The time has come to take a serious look at the whole gamut of Parliament affairs most importantly the conduct of Members and far reaching reforms introduced to arrest the decline. Members who misbehave repeatedly and disrupt proceedings of the House on a regular basis should be appropriately dealt with under revised Standing Orders with even expulsion considered as an option. After all Parliament incurs Rs.4.5 million for a single day’s sittings and it will be unfair on the taxpayers not to make full use of this money on their behalf. Errant MPs should be reined in by the Speaker in more effective ways than suspending them for a few days or by accommodating apologies.

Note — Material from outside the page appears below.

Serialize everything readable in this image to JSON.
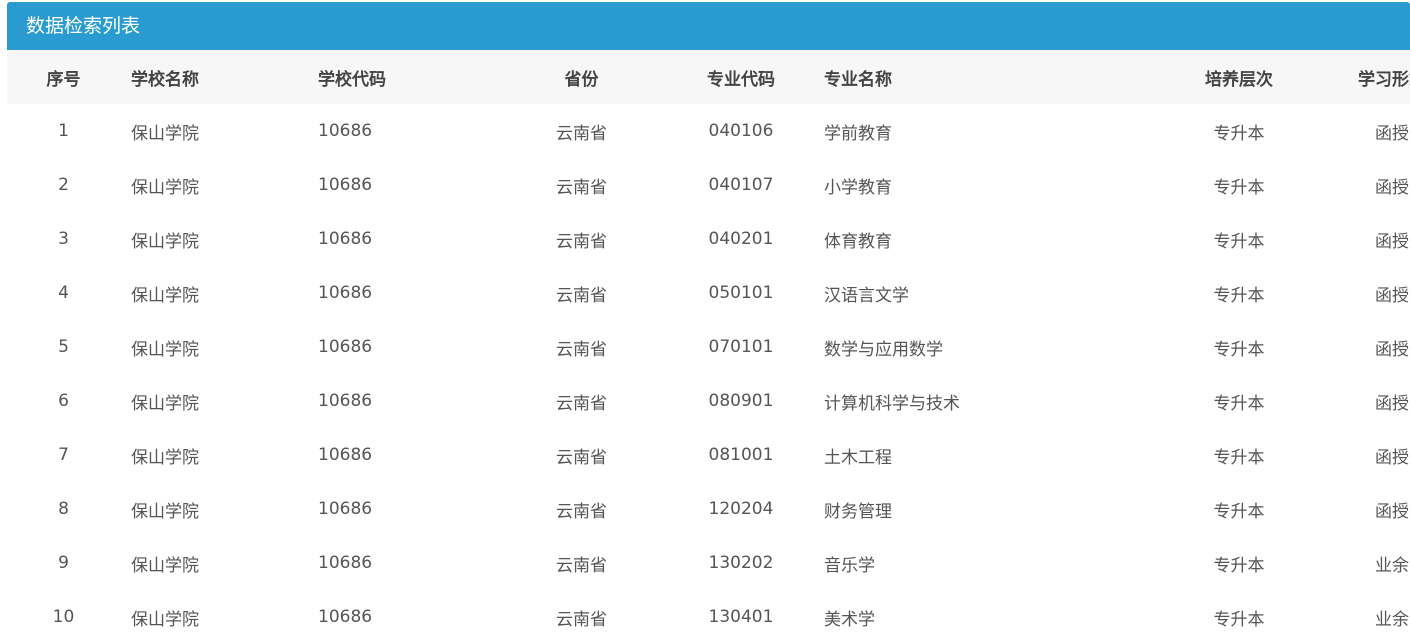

For their part, political party leaders, should, at least now, ensure undesirables are left out of their nomination lists particularly after the recent happenings. It is also hoped that the voters too would sift the chaff from the grain this time around now that they have had their fill of the types they have been sending to Parliament regularly.

This is not to suggest that Parliament should be a sombre, lackluster, dull place where MPs merely go through the motions of passing Bills and legislation. After all, even in the immediate post Independence Parliaments, debates had been lively affairs laced with wit, humour, parry and thrust in the best of Parliamentary traditions. There were even instances when things came to a boil and members penalized. However what we are witnessing today could never have been in the wildest imagination of those stalwarts of yore. It is frightening to think that the next in line to enter Parliament are siblings or progeny of the present lot, now waiting in the wings in the Provincial Councils and Local Government bodies to replace their papas and mamas when it is their turn.

Meanwhile the tug of war for the post of Opposition Leader is still very much on, despite the Speaker already naming former President Mahinda Rajapaksa to the post. TNA leader R. Sampanthan is claiming otherwise and is set to take his case to the courts although the courts can rule only if Rajapaksa is qualified to retain his position as MP after he is alleged to have joined the Pohottuwa. Beyond that, the court cannot overturn the Speaker’s ruling, matters concerning Parliament being outside its jurisdiction.

It is a supreme irony indeed that the TNA had to lose the prestigious post of Opposition Leader by coming to the rescue of Ranil Wickremesinghe and by extension, protecting democracy. With the Supreme Court overturning the dissolution and with the certain return of UNP renegades back to the fold, it was only a matter of time before the pre-October 26 status quo prevailed.